I also think that the article looks strange and probably poor but Cucuteni-Trypillia culture (formerly known as Cucuteni-Tripolye, russian spelling must have been changed by Ukranian) were not in any case "the first farmers of Ukraine", Dniepr-Donets were instead, though they appear more "primitive" maybe.

C-T culture belongs to the Danubian (Western Lineal Pottery) macro-culture and included both Moldavias and the westernmost part of Ukraine. They did build some impressive houses or temples, following the scale replicas found (two storeys, odd designs) but there is nothing solid that I know that describes them as the first civilization of Europe (those were arguably their neighbours of Karanovo-Gumelnita in Bulgaria and Wallachia, more directly influenced by Troy, who do show clear signs of royal burial and even maybe some sort of script).
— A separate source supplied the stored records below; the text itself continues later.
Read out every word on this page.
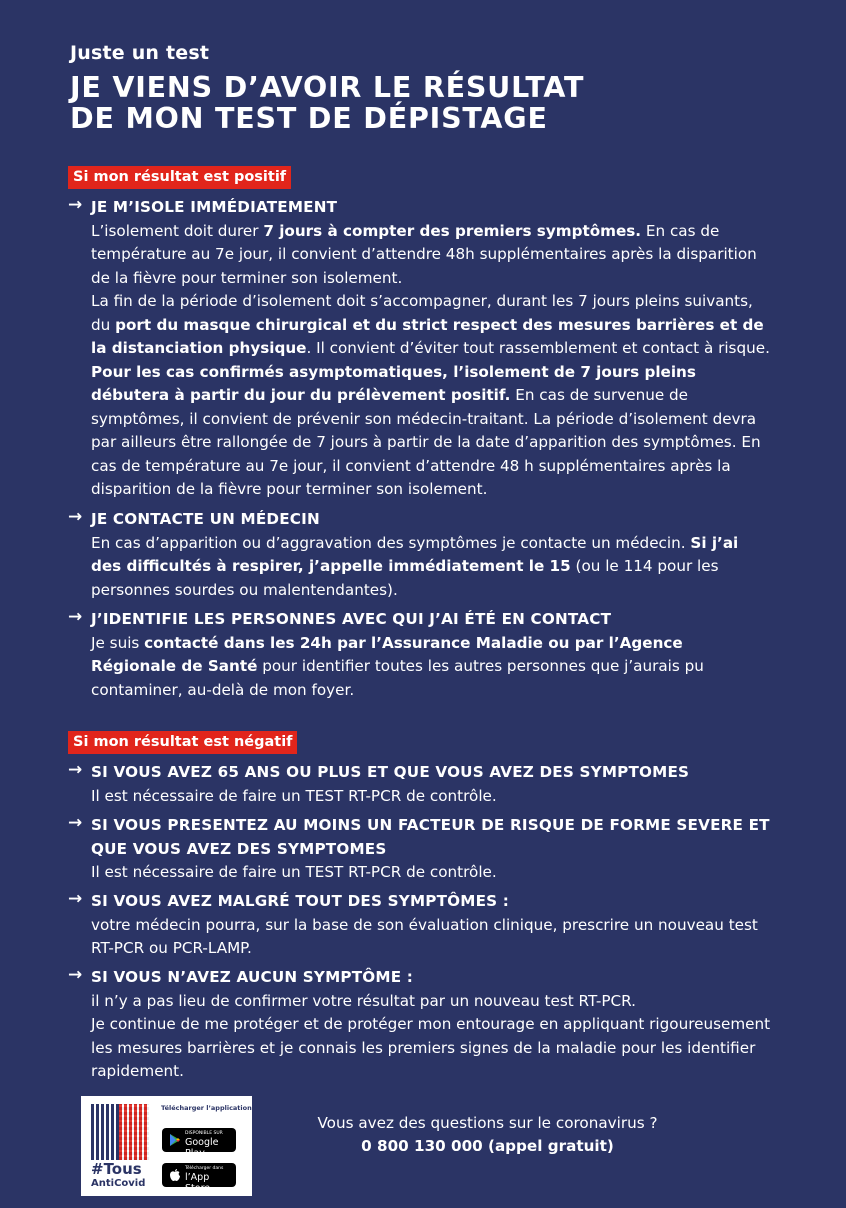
Juste un test
JE VIENS D’AVOIR LE RÉSULTAT
DE MON TEST DE DÉPISTAGE
Si mon résultat est positif
→ JE M’ISOLE IMMÉDIATEMENT
L’isolement doit durer 7 jours à compter des premiers symptômes. En cas de température au 7e jour, il convient d’attendre 48h supplémentaires après la disparition de la fièvre pour terminer son isolement.
La fin de la période d’isolement doit s’accompagner, durant les 7 jours pleins suivants, du port du masque chirurgical et du strict respect des mesures barrières et de la distanciation physique. Il convient d’éviter tout rassemblement et contact à risque.
Pour les cas confirmés asymptomatiques, l’isolement de 7 jours pleins débutera à partir du jour du prélèvement positif. En cas de survenue de symptômes, il convient de prévenir son médecin-traitant. La période d’isolement devra par ailleurs être rallongée de 7 jours à partir de la date d’apparition des symptômes. En cas de température au 7e jour, il convient d’attendre 48 h supplémentaires après la disparition de la fièvre pour terminer son isolement.
→ JE CONTACTE UN MÉDECIN
En cas d’apparition ou d’aggravation des symptômes je contacte un médecin. Si j’ai des difficultés à respirer, j’appelle immédiatement le 15 (ou le 114 pour les personnes sourdes ou malentendantes).
→ J’IDENTIFIE LES PERSONNES AVEC QUI J’AI ÉTÉ EN CONTACT
Je suis contacté dans les 24h par l’Assurance Maladie ou par l’Agence Régionale de Santé pour identifier toutes les autres personnes que j’aurais pu contaminer, au-delà de mon foyer.
Si mon résultat est négatif
→ SI VOUS AVEZ 65 ANS OU PLUS ET QUE VOUS AVEZ DES SYMPTOMES
Il est nécessaire de faire un TEST RT-PCR de contrôle.
→ SI VOUS PRESENTEZ AU MOINS UN FACTEUR DE RISQUE DE FORME SEVERE ET QUE VOUS AVEZ DES SYMPTOMES
Il est nécessaire de faire un TEST RT-PCR de contrôle.
→ SI VOUS AVEZ MALGRÉ TOUT DES SYMPTÔMES :
votre médecin pourra, sur la base de son évaluation clinique, prescrire un nouveau test RT-PCR ou PCR-LAMP.
→ SI VOUS N’AVEZ AUCUN SYMPTÔME :
il n’y a pas lieu de confirmer votre résultat par un nouveau test RT-PCR.
Je continue de me protéger et de protéger mon entourage en appliquant rigoureusement les mesures barrières et je connais les premiers signes de la maladie pour les identifier rapidement.
#Tous
AntiCovid
Télécharger l’application
DISPONIBLE SUR
Google Play
Télécharger dans
l’App Store
Vous avez des questions sur le coronavirus ?
0 800 130 000 (appel gratuit)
The burning of towns I had read it interpretated as systematic Indo-European plundering that lasted several centuries before total conquest. In general burned towns are percieved by serious archaeologists as result of invasions, not ritual "sacrifices" that make little sense. But if such burnings can be dated to before c. 3500 BCE (Indo-Europeization of former Dniepr-Donets people) it may mean some other agressor, even maybe internal strife.

Whatever the case, AFAIK, while IEs did attack richer Karanovo-Gumelnita kingdom further south until their demise, they seem to have not been so interested in the C-T area, that was apparently plundered once and again, but only conquered in a late date. A Bronze Age offshot of C-T survived in Rumanian Moldavia for some time.